You have overlapping poses snippets with different scales for example :

0 1 2 3 4  # first snippet
   1 2 3 4 5  # second snippet
      2 3 4 5 6 # third, and so on

so if you want to get the sixth pose relative to the pose 0, you can compute it in lots of different ways : you can do 0 -> 4 with first snippet and 4 -> 6 with second, or you can use the three snippets.

An important point to note is that pose where not trained to be consistent with each other. that is, the translation scale might change, because the corresponding depth did also change : the only thing that was trained in an absolute matter is the resulting optical flow of both pose and depth. As a consequence you will most likely endu up with having to rescale the translation of evry 5-frame snippet with ground truth.

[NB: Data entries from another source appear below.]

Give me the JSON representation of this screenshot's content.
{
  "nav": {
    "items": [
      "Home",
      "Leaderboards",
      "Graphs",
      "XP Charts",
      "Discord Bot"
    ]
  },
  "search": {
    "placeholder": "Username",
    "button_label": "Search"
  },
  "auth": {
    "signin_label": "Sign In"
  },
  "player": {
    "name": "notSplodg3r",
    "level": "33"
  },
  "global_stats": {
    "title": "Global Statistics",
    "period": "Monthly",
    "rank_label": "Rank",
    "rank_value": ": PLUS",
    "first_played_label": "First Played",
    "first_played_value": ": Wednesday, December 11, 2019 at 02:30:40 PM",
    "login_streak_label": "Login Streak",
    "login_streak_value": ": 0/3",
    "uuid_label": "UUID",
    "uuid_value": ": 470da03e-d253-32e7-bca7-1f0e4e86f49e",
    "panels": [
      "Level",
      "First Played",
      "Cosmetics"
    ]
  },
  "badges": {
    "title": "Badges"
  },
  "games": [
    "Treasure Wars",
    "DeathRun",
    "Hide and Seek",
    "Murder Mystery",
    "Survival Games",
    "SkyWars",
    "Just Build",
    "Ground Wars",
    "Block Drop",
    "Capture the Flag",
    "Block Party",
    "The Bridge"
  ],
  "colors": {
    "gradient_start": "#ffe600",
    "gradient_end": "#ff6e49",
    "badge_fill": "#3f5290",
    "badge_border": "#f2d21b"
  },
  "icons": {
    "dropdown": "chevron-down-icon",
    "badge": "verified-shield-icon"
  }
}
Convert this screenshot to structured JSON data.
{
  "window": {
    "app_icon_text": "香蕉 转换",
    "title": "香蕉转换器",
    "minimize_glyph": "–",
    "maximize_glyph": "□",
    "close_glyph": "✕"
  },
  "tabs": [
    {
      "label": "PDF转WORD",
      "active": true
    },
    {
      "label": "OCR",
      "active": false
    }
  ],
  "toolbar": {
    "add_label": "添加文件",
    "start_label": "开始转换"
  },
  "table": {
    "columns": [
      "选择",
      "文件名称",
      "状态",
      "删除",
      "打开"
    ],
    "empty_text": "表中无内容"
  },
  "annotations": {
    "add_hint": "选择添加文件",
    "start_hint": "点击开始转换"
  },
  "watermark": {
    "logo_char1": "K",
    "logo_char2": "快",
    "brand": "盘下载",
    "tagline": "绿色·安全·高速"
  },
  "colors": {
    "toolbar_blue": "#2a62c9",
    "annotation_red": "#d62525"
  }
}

Thank you for your answer!
I did this toy code in order to try out the inverse operation:

data = np.load("predictions.npy")
for i in range(1,len(data)):
	r = data[i-1,1]
	data[i] = r[:,:3] @ data[i]
	data[i,:,:,-1] = data[i,:,:,-1] + r[:,-1]

The result was exactly what you said, which the translation has not been matched to the ground truth. My result is shown below, blue figure is what I get from KITTI Odometry poses dataset, while red figure was the predictions drawn by taking the first pose from each snippets:
Sequence 09:
3-frame snippets:
default
5-frame snippets:
2

I am not sure if the inverse operation was done in right way, and now I do not have any idea of rescaling the translation. If you have any idea, please let me know.
Thank you very much!

I have encountered a problem similar to this. As I wanna use this network to predict ego-pose in SLAM or real robot system, I need to convert the output of posenet to the 'groundtruth', while I cannot get the scale_factor.
scale_factor = np.sum(gt[:,:,-1] * pred[:,:,-1])/np.sum(pred[:,:,-1] ** 2)
How can I solve this problem in a real SLAM system ?

You can't.

The whole pose measuring is unsupervised and untied to reality. Taht means that when training, everything is up to a particular scale that is not even necessarily consistent throughout the test set.

The only constraint during training is that depth and pose are consistent so that warping minimizes the photometric error.

What you can do is to know your displacement magnitude from an external source, e.g. IMU or speed from wheels, or you can know some depth points, with a Lidar and then compare it to the depth from the network that was used with pose network. The scale factor real depth/estimated depth is the same as real displacement magnitude/estimated displacement magnitude.

@anuragranj Hi, how can you plot the full trajectory ? it looks impressive.

Hi, Can you share the code of the visual pose prediction?

@anuragranj Hi, Can you share the code of the visual pose prediction?